Beloved New York Landmark Picasso ‘Le Tricorne’ Goes on View in its New Home

Pablo Picasso, Le Tricorne (1919). The fragile curtain has hung in the Four Seasons restaurant since 1959, but now the owner of the Seagram Building is trying to move it. Photo courtesy of the Four Seasons.

Picasso’s 96-year-old curtain Le Tricorne (The Three Cornered Hat) will be unveiled at its new–and hopefully permanent–New York home this spring.

The New-York Historical Society is about to unveil the newly-restored masterpiece, a theater curtain for Diaghilev’s Ballets Russes production of “Le Tricorne” from 1919. It is the first work by the artist in the organization’s collection.

The curtain, which is possibly the largest Picasso painting in the US, was received as a gift from the New York Landmarks Conservancy after its controversial expulsion from its former home of 55 years, the iconic Four Seasons Restaurant in the Seagram Building.
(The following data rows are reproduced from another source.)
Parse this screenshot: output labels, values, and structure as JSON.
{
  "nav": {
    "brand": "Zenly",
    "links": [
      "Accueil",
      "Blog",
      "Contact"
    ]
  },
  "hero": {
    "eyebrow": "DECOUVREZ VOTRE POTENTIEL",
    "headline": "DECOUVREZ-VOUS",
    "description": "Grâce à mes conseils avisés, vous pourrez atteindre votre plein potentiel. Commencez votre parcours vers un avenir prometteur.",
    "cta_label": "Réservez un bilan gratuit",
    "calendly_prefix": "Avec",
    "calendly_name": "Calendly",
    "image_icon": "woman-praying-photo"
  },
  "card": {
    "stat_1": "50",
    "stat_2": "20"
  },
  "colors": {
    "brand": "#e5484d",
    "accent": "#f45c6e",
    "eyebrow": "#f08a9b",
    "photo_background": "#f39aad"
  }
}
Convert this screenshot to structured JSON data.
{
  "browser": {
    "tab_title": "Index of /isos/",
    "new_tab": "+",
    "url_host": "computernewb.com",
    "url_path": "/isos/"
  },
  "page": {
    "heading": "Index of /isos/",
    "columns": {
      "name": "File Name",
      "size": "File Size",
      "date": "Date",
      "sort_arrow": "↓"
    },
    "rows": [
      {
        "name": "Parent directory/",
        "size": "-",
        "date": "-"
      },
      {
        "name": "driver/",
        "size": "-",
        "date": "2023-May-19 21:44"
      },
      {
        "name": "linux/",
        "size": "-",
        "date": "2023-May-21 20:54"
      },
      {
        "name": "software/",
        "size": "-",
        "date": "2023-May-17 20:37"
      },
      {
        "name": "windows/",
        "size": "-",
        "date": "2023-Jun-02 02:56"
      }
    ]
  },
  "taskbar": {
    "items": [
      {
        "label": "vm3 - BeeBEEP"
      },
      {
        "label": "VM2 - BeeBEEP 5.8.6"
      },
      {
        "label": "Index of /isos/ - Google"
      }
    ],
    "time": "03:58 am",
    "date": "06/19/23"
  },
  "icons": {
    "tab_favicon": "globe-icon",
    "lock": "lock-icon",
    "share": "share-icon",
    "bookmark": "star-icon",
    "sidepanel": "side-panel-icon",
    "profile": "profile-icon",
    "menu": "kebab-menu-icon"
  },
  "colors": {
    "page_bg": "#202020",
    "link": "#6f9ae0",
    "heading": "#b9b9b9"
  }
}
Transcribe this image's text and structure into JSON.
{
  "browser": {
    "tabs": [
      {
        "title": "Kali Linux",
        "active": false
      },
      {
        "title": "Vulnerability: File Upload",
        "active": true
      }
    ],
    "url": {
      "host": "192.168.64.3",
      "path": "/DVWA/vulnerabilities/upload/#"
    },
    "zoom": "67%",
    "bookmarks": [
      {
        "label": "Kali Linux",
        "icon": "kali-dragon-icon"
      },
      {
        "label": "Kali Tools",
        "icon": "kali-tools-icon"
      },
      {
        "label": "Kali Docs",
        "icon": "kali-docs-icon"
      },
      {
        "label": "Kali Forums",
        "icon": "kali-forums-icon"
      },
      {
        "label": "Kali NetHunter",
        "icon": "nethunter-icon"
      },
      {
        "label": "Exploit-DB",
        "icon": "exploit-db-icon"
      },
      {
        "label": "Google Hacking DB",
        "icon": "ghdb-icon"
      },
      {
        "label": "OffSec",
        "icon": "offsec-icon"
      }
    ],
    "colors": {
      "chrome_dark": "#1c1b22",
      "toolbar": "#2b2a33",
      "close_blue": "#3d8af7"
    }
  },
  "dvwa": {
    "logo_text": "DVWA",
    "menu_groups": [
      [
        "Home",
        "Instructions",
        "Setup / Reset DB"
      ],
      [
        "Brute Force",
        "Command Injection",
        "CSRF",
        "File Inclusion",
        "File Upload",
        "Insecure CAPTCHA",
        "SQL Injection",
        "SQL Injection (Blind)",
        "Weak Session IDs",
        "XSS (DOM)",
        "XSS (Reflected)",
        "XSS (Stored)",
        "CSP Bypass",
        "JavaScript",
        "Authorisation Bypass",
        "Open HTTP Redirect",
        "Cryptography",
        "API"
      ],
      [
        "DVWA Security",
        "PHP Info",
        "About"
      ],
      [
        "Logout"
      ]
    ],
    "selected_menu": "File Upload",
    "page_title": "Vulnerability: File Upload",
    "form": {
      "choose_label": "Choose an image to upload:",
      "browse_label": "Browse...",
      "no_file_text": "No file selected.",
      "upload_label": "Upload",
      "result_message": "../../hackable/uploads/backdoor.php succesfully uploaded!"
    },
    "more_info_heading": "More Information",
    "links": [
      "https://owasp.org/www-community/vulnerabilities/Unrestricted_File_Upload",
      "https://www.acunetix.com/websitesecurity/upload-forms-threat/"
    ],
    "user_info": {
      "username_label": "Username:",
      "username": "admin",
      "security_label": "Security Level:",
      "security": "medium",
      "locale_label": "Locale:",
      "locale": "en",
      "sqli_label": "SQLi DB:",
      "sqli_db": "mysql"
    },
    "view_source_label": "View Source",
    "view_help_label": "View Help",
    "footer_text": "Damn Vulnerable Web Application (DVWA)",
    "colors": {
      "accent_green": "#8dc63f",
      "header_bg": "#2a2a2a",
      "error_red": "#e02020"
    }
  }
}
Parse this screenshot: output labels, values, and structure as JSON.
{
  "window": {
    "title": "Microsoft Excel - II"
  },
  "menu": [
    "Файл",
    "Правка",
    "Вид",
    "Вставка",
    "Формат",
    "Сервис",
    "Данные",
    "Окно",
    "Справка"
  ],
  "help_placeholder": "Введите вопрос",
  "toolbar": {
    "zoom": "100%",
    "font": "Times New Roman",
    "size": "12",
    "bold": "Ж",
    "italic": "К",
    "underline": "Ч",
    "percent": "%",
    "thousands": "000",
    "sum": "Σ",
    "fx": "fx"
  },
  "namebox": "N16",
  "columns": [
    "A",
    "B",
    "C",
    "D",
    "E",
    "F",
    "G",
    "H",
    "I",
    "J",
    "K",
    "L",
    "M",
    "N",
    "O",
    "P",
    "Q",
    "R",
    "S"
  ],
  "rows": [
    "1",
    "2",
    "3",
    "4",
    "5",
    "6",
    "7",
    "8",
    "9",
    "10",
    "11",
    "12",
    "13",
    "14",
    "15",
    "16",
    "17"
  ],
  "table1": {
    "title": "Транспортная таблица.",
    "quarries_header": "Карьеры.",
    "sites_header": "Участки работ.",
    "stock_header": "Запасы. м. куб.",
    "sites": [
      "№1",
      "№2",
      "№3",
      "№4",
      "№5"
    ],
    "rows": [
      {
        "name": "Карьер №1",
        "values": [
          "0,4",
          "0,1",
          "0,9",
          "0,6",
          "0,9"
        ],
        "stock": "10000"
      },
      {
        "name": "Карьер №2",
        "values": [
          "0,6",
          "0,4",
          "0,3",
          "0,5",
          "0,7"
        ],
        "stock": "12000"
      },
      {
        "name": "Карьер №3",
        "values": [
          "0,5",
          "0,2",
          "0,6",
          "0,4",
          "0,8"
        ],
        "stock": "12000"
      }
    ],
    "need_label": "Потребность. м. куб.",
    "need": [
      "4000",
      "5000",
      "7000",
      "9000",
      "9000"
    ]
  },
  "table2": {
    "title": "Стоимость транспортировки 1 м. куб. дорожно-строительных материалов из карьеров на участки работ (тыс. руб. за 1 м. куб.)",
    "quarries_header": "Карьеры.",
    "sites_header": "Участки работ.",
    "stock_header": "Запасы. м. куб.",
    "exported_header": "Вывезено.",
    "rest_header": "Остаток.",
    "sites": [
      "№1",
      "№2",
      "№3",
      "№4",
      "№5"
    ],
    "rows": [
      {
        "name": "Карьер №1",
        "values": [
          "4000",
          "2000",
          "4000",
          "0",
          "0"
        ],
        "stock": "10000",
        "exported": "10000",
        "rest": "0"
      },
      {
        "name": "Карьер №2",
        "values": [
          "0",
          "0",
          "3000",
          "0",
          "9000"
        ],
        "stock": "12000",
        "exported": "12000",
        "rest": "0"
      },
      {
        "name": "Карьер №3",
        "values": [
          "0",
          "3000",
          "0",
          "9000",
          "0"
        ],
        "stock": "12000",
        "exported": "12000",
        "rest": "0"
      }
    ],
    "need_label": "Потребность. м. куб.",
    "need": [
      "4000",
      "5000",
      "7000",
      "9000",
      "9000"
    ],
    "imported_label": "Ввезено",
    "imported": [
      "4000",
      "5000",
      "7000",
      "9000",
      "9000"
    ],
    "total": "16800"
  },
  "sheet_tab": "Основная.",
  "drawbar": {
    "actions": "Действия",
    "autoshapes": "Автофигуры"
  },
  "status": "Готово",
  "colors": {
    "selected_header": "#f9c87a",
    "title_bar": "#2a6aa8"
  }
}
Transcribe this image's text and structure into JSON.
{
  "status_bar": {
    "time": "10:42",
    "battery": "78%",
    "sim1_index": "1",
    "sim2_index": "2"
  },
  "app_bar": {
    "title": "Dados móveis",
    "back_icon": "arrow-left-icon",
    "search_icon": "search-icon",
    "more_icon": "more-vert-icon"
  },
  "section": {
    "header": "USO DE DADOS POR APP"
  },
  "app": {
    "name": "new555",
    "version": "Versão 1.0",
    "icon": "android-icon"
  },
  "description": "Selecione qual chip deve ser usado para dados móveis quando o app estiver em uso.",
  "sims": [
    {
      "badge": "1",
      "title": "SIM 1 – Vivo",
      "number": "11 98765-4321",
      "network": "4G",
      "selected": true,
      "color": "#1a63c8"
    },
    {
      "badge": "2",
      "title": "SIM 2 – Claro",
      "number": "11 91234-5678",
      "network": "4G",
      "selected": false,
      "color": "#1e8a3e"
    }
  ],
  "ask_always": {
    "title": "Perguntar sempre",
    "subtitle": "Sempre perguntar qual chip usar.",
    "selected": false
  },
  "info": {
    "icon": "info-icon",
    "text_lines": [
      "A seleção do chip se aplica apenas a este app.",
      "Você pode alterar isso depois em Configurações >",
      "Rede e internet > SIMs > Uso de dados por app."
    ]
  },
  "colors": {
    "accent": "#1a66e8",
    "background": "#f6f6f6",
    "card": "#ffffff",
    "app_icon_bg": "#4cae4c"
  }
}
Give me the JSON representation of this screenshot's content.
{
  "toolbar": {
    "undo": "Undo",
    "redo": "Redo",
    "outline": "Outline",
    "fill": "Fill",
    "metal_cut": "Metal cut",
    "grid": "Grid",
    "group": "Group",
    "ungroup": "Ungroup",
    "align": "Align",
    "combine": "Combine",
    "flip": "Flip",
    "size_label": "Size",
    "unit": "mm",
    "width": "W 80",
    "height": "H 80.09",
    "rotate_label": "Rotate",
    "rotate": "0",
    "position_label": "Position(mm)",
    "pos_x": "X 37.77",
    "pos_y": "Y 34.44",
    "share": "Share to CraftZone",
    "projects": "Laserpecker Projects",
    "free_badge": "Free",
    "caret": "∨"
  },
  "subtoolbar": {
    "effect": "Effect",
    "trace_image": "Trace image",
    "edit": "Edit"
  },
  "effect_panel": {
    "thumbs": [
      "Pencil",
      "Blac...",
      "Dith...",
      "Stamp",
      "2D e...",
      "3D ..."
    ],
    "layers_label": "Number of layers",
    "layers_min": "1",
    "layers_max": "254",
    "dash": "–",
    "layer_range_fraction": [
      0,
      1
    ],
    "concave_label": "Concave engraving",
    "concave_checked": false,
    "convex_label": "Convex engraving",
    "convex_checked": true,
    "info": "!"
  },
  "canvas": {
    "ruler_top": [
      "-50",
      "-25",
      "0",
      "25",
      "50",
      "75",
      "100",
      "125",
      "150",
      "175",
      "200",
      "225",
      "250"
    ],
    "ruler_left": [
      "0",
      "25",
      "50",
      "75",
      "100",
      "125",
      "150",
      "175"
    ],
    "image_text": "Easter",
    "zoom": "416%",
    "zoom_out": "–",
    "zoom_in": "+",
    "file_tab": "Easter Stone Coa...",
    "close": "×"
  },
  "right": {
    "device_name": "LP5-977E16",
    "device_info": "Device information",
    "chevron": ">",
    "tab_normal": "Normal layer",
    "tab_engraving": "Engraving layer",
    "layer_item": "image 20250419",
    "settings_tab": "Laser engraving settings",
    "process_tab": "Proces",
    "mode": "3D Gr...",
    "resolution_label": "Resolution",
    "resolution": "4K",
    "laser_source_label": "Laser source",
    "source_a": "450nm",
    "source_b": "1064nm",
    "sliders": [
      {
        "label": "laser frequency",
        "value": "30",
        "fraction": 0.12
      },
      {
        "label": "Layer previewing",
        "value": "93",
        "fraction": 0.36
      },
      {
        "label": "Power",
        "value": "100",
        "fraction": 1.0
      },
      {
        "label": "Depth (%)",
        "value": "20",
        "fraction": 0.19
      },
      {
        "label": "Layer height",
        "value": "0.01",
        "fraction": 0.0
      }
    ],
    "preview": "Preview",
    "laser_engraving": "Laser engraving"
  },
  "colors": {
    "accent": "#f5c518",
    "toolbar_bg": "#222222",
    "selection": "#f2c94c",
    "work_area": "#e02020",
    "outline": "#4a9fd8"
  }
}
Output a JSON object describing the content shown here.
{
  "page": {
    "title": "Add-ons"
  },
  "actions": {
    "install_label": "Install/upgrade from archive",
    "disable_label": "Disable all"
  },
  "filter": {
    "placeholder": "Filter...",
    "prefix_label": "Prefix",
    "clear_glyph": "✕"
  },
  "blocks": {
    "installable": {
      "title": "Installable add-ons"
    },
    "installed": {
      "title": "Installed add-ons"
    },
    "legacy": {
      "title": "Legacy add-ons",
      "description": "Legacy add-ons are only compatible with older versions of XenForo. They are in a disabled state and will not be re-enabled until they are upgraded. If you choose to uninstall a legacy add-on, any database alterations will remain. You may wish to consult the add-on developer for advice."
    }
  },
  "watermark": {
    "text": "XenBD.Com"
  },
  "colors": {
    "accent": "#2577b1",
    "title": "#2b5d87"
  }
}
The removal of the fragile, large-scale tapestry led to a legal battle between the Seagram Building’s landlord, Aby Rosen–who wanted the work he had reportedly described as a rag out–and the non-profit preservationist group the New York Landmarks Conservancy.

Strapped for cash, Diaghilev cut out the painted part of the curtain and sold it to a private collector in 1928. In 1957, it was acquired by Phyllis Lambert, who displayed it in the Four Seasons restaurant from 1959-2014. In 2005, she gave the curtain to the New York Landmarks Conservancy as a “Gift to the City.” The New-York Historical Society was entrusted with the iconic work in 2014.

Picasso’s Le Tricorne will go on view at New-York Historical Society from May 29, 2015.